Yes, Yes, Yes for Dawn Penn
Singer’s You Don’t Love Me is gold in UK
Dawn Penn

THE production duo of Wycliffe “Steely” Johnson and Cleveland “Clevie” Browne have four Billboard hits under their belt. However, Dawn Penn’s re-recording of You Don’t Love Me (No, No, No) is one of their personal favourites.

You Don’t Love Me is one of our favourite songs from the Studio One catalogue. We were huge fans of the song even though we never met her prior to producing a new version in 1992,” Clevie told the Jamaica Observer on Monday.

The song was certified gold by the British Phonographic Industry (BPI) last Friday for sales exceeding 400,000 units in the United Kingdom.

Twenty-five years earlier, in 1967, Penn recorded a version of You Don’t Love Me for producer Clement Dodd’s Studio One label. The song was written by American Willie Cobbs and was based on American Bo Diddley’s 1955 song She’s Fine, She’s Mine.

Browne shared how the new version of the song with Penn which became a worldwide hit in 1994 came about.
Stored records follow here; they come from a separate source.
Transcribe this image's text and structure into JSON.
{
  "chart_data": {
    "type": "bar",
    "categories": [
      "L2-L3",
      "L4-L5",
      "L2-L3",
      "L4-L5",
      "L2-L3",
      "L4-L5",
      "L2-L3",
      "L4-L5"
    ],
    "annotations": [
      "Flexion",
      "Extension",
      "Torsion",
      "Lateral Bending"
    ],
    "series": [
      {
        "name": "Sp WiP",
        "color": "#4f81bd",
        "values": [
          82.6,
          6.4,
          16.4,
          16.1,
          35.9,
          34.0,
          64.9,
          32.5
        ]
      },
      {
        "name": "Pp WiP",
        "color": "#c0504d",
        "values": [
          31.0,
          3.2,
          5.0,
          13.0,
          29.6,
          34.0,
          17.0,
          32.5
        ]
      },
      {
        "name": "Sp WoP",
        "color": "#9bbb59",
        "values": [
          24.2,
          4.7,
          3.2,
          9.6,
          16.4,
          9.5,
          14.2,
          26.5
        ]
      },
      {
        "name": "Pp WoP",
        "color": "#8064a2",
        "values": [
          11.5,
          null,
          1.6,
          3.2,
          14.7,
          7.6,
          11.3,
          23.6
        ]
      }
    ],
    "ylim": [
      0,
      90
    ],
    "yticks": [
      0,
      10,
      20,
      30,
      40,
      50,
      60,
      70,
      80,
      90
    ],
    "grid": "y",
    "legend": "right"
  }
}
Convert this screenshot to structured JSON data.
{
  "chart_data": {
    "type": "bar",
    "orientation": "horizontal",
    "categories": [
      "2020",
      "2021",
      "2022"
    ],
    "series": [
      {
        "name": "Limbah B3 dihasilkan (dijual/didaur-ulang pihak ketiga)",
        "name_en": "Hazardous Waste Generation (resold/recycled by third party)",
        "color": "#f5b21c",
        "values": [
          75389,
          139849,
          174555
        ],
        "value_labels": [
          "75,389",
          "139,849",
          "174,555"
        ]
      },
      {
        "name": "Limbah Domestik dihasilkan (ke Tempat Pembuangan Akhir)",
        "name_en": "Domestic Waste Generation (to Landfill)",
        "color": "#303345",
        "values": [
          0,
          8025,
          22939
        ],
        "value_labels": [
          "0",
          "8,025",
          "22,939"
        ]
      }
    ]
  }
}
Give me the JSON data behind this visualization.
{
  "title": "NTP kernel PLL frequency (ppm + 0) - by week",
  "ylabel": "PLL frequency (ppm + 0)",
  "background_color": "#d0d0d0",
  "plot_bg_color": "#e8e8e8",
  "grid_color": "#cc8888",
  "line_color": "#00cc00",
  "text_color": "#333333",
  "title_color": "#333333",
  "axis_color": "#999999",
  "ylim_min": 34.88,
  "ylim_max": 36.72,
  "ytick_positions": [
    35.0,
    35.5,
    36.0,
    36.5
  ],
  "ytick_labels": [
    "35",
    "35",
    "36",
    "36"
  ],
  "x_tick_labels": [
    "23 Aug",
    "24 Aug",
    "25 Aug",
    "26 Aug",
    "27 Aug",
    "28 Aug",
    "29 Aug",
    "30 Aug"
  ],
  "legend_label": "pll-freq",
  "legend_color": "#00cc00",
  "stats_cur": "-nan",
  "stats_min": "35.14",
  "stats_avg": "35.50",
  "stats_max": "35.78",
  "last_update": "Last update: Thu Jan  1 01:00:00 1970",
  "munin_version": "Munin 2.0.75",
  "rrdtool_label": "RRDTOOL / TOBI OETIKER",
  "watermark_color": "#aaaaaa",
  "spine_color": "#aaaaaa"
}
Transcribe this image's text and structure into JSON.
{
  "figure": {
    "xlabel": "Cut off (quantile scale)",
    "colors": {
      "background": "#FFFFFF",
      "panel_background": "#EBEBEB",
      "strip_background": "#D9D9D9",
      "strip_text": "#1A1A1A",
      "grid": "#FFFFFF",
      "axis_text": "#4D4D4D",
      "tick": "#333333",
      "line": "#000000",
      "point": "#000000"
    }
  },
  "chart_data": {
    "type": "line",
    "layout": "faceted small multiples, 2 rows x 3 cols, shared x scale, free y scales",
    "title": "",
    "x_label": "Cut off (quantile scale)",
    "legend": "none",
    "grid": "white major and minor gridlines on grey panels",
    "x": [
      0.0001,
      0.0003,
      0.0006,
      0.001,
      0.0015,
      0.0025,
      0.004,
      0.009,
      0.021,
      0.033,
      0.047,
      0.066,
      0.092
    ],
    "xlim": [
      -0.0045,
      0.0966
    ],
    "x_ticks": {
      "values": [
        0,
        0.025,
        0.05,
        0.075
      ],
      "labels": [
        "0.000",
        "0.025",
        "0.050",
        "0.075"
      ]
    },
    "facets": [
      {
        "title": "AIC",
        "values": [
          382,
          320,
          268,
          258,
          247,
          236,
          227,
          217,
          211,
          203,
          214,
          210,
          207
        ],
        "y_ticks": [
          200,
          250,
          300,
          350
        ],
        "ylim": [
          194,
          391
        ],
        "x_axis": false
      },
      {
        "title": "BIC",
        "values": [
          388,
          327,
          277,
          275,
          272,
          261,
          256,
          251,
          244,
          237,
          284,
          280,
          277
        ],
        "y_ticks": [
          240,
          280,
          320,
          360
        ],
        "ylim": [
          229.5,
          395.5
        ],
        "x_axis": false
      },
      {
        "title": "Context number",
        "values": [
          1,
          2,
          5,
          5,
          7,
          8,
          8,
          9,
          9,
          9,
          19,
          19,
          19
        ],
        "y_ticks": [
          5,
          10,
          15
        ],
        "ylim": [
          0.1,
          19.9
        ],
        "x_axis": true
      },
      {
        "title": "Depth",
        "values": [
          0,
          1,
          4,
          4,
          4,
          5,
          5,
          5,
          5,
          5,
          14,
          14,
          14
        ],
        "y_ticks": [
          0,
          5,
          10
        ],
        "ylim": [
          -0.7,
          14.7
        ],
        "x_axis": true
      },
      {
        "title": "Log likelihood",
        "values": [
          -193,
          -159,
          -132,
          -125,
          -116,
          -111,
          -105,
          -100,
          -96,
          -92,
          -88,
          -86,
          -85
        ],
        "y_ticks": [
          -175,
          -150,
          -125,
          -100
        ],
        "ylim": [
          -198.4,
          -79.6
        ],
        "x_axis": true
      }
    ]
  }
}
“In 1992, Studio One celebrated their 30th anniversary and they invited artistes to perform at a celebration show. We were at the studio and somebody told us that someone wanted to speak to the producers and that it was Dawn Penn. We had never met her before but she came with the intention of selling a two-inch 24-track tape that she had. We decided not to buy the tape but instead to ask her to re-record the song You Don’t Love Me. As, before that happened, we had the vision of recording tribute albums to various production houses and production icons. Studio One was one of those, Steely and Clevie Play Studio One Vintage,” he said.

Browne added, “Dawn Penn’s re-recording of You Don’t Love Me was one of the first songs that we recorded for the project and we decided to go with the demo, which was the best vocal. It was released but the distributor Dynamic Sounds made an error on the title and put You Don’t Care on the record... When it was released, we were disappointed that radio in Jamaica didn’t give it the support. You Don’t Love Me (No No No) was stifled for two years. In 1994, someone introduced it to Atlantic Records and it became an instant hit. It was then that disc jockeys reached out to us asking why they didn’t get the song. But we actually gave it to them two years earlier,” said Browne.

The success of You Don’t Love Me not only changed Penn’s fortunes (she was later signed to the label and released her debut album No, No, No), but it also gave Steely and Clevie some clout on the international scene.

Prior to the success of You Don’t Love Me, the duo scored a hit with Jamaican singer Foxy Brown’s cover of Tracy Chapman’s Baby Can I Hold You (Sorry), which not only topped local charts but raced to number 56 on Billboard’s Hot R&B Singles chart in 1990.

“After the success of Baby Can I Hold You, there was no limit and when we did You Don’t Love Me, we felt the same way. I wasn’t surprised at its success, because I knew we had the right machinery with Atlantic Records,” Browne disclosed.

He continued “The song never went to number one in the United States but it has continued to sell and impact the market. It’s a staple for some sound systems.”

You Don’t Love Me topped out at number 58 on the Billboard Hot 100, number 42 on the R&B/Hip-Hop Singles chart, while peaking at number three in the United Kingdom, 13 in Austria, eight in Belgium, 15 in Finland, 41 in both France and Germany, eleven in Iceland, 33 in the Netherlands, and 25 in New Zealand.

Steely and Clevie’s other Billboard charting hits were Sean Paul and Mr Vegas’ Hot Gal Today (Haffi Get Da Gal Ya) which rose to number 66 on the R&B chart in the summer of 2000 and Sean Paul and Sasha’s cover of I’m Still in Love With You which was a top 20 hit on the Hot 100 chart in 2003.

Steely and Clevie scored a string of hits within the dancehall space between the mid 1990s to the mid-2000s. They include Old Crook by Mr G, Girls Gungo Walk by Wickerman, Unfair by Zebra, Boom Wah Dis by Burru Banton, Hold Yuh Tonight by Genera Degree, and Cook by Mr Lexx.

‘Steely’ Johnson died in 2009 after a brief illness.